A Virginia man named Aaron Tobey, detained for 90 minutes by the Transport Security Administration in 2010 for revealing an abridged version of the fourth amendment scrawled on his chest, was awarded $250,000 in a civil suit against the TSA.
TSA officials could have just rolled their eyes at Tobey, told him to put on his shirt and move along, dismissing the act as harmless civil disobedience.
Instead, they proved why his grievances are legitimate:
According to the suit, while under interrogation, the authorities wanted to know “about his affiliation with, or knowledge of, any terrorist organizations, if he had been asked to do what he did by any third party, and what his intentions and goals were.”
But another branch of the U.S. government was decidedly more sympathetic. The Fourth U.S. Circuit Court of Appeals ruled 2-1 in Tobey’s favor, citing Benjamin Franklin’s proclamation about the need for liberty to trump that for security.
The reason this case is important, however, isn’t just the mere symbolism. In recent years, activists affiliated with WikiLeaks have been detained by federal officials at airports for doing what mainstream journalists do all the time.
One such detention occurred two years ago, when:
Jacob Appelbaum, an American citizen in his late 20s, was questioned and searched for 30 minutes at Seattle Tacoma International Airport on Monday evening after returning from Iceland. The inventor of the Tor Project, security software that allows computer users to surf the web anonymously, Appelbaum has lent his computer security expertise to WikiLeaks founder Julian Assange. He was previously detained and searched by federal agents at Newark airport last July, and is one of five WikiLeaks volunteers whose Twitter accounts were subpoenaed by the U.S. government in December.
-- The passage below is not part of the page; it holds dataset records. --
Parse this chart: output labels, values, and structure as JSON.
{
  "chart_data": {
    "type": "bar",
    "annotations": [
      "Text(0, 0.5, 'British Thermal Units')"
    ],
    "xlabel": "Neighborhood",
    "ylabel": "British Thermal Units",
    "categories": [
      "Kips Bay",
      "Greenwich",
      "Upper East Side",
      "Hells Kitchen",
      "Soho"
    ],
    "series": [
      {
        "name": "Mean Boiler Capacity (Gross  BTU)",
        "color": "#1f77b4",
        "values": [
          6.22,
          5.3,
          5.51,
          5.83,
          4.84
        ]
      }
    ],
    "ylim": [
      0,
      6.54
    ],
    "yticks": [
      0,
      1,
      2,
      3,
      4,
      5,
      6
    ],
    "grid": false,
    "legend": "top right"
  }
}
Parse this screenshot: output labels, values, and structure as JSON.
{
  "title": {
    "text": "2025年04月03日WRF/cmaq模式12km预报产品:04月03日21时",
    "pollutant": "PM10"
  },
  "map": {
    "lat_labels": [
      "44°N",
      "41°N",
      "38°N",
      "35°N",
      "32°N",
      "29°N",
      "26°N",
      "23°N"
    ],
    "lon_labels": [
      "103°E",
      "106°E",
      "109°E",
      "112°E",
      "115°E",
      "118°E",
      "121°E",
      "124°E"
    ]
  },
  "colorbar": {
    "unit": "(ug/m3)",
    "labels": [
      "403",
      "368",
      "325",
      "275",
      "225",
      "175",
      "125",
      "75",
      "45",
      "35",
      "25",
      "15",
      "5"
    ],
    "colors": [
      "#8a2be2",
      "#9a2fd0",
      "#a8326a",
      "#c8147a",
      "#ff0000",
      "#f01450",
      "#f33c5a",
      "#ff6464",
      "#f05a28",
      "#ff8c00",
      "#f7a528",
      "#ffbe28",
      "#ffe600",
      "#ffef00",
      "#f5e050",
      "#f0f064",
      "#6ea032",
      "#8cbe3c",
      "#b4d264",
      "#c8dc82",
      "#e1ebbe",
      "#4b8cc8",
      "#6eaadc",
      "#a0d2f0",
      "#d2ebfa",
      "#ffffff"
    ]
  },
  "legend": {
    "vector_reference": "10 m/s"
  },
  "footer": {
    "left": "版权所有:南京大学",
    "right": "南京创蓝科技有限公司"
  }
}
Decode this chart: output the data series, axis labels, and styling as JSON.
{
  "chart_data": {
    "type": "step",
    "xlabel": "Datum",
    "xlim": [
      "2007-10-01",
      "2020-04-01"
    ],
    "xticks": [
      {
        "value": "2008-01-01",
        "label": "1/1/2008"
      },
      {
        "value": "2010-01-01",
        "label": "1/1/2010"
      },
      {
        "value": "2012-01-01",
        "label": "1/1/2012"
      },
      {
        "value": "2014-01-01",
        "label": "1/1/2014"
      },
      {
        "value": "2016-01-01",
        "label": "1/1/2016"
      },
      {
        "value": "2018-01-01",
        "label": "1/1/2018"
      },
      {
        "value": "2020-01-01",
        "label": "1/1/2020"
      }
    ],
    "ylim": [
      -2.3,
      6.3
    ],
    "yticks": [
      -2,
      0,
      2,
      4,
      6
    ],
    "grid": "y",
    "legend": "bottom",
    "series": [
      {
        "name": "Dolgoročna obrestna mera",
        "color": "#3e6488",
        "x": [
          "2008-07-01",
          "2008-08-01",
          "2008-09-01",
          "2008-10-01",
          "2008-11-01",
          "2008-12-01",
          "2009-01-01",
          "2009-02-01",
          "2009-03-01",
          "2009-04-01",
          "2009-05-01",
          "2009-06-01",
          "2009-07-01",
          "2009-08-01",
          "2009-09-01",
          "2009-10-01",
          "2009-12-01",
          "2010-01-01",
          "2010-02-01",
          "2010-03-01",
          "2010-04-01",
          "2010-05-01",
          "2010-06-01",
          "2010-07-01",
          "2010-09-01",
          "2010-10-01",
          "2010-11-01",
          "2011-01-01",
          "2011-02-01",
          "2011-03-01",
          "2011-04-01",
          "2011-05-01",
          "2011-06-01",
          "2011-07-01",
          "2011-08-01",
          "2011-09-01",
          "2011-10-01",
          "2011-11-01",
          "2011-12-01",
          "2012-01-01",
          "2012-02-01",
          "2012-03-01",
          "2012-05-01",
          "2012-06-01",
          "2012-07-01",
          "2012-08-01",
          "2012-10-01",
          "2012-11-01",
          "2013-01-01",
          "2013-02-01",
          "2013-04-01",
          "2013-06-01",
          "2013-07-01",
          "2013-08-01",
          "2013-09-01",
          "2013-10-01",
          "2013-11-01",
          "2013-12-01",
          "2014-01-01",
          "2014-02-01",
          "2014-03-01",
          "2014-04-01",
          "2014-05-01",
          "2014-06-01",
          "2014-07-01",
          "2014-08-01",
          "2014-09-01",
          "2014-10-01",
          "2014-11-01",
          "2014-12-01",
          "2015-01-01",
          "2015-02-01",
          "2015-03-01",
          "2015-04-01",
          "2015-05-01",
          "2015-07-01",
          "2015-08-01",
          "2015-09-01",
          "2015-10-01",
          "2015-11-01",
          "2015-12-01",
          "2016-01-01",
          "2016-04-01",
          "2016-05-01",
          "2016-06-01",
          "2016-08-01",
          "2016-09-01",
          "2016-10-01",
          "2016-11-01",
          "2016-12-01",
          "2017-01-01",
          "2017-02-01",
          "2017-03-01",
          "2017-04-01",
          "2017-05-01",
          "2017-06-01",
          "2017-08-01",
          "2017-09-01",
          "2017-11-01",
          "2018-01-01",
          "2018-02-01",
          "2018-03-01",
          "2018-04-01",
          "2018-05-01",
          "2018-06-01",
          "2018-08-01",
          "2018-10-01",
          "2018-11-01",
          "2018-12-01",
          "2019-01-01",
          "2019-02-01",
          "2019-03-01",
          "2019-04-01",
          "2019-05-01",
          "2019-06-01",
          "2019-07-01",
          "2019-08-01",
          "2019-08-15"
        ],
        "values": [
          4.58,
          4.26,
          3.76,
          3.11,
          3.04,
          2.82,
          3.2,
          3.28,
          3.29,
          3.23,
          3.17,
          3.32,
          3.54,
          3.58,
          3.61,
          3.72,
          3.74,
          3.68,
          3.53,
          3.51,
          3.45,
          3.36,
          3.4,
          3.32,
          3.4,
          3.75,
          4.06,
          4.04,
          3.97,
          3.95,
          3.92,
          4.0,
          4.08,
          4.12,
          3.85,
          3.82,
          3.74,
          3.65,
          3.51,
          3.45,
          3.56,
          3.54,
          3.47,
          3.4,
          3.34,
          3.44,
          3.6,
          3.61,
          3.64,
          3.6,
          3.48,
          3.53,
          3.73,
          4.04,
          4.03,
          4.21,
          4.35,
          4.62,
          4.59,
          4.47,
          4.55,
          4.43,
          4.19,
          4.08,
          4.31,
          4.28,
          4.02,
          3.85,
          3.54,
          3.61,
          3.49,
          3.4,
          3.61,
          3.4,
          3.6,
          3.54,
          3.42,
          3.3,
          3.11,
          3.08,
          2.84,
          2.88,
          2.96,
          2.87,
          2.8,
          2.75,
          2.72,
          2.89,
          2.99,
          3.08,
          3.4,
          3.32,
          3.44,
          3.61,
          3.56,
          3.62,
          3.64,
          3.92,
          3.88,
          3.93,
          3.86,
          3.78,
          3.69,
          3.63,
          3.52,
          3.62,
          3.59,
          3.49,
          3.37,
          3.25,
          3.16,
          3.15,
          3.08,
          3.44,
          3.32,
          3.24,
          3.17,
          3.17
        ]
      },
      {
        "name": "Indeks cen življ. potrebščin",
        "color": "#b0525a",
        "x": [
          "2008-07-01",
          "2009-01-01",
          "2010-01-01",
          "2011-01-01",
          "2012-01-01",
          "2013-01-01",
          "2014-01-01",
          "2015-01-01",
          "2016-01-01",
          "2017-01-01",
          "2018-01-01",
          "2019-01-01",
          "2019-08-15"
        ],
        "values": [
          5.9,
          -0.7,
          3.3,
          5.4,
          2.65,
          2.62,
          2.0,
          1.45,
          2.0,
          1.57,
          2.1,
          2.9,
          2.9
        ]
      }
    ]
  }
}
Moreover, haphazard additions to the no-fly list amount to human rights abuses. Imagine being stuck abroad after finding out that your name was mistakenly added to the list. A Malaysian woman — a former legal resident — alleges that it happened to her. And earlier this month, the Justice Department asked a federal judge to secretly dismiss her lawsuit about her no-fly list status. The judge refused.
I’m no legal expert (an admission that I’m sure will elicit strong agreement in the comments section). But the ruling in Tobey’s case could set a precedent that affects airline travelers who sue the government for harassment and other forms of undue inconvenience. If nothing else, the ruling shows that at least some judges refuse to buy the need for the national security doctrine to outweigh civil libertarian concerns at the airport. And that’s crucial if the Constitution is to mean anything, considering how normalized airline travel has become.